Anlamıştım. Anlamıştım… Ama ben o koyunun hayatını kurtarmıştım…. Ama o koyunun canını kurtarmıştım ben…
İçim daraldı, kalbim sıkıştı. Ağlamaya başladım…
O yaşasın diye sırtımda taşımıştım… Onu celladına teslim etmek için mi getirmiştim buraya?
Annem halime dayanamayıp yanıma geldi. Gözyaşlarımı silerken, dedem koyunu kıbleye doğru çevirmiş, gözüne omzundaki peşkiri bağlamış, boynunu okşuyordu.
Sonra anneme döndü, “Çocuğu götür,” dedi.
Şehir çocuğu alışkın değilmiş, korkarmış falan filan. Yapacak hiçbir şey yoktu. Gözlerimi tekrar gözlerine dikemeden kendimi evin serinliğine bıraktım. Yorgunluktan mı moralsizlikten mi kıvrıldığım sedirin üzerinde uyumuşum. Uyandığımda üzerimde ince bir örtü vardı. Sıyırdım attım. Avludan neşeli insan sesleri geliyordu. Ne olduğunu anlayamadım. Kendimi dışarı attığımda birbirinden iğreti iki masanın birleştirildiğini etrafına bir sürü sandalyenin dizildiğini gördüm. Kimileri dolu kimileri daha dolmamıştı.

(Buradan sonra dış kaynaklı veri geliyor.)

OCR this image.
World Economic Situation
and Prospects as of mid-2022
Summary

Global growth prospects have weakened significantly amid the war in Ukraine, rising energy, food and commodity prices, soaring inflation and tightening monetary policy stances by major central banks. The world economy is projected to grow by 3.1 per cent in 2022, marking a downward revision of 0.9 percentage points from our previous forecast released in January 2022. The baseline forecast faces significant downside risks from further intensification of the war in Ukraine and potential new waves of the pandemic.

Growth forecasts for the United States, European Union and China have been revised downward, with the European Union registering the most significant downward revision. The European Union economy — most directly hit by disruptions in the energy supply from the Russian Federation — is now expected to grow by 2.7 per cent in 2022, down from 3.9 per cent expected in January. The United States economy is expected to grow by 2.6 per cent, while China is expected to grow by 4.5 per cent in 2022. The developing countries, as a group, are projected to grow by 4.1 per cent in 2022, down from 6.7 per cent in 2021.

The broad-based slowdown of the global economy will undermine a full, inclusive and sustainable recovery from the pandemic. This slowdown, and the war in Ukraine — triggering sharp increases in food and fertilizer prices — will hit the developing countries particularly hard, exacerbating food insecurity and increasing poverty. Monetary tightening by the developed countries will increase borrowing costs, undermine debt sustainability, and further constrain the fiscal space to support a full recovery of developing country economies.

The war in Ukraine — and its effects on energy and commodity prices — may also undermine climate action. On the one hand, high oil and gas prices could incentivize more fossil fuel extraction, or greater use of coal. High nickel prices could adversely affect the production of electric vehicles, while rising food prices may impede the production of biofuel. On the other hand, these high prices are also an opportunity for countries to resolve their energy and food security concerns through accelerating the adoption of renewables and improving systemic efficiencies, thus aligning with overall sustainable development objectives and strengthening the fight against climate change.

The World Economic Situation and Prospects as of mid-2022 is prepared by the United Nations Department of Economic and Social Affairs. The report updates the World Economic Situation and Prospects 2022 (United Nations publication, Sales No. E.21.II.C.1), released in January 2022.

Sonra anneannem geldi yanıma. Elimden tuttu.
“Bak kızanım,” dedi. “Zamanı geldiğinde herkes ölmeli. Öldüğünde herkesi birleştiriyorsan iyi bir ölüm olur. Sen öldün diye herkes sırtını dönerse birbirine hayırlı bir ölüm değildir. Şimdi senin taşıyıp getirdiğin koyun sayesinde komşularımız dahası sıyacılar ve hısımlarımız bu sofrada bir araya geleceğiz. Bu güzel bir ölüm değil mi? Zaten hayvan ölecekmiş. Madem ölecekmiş, en iyisi böyle ölmeli.”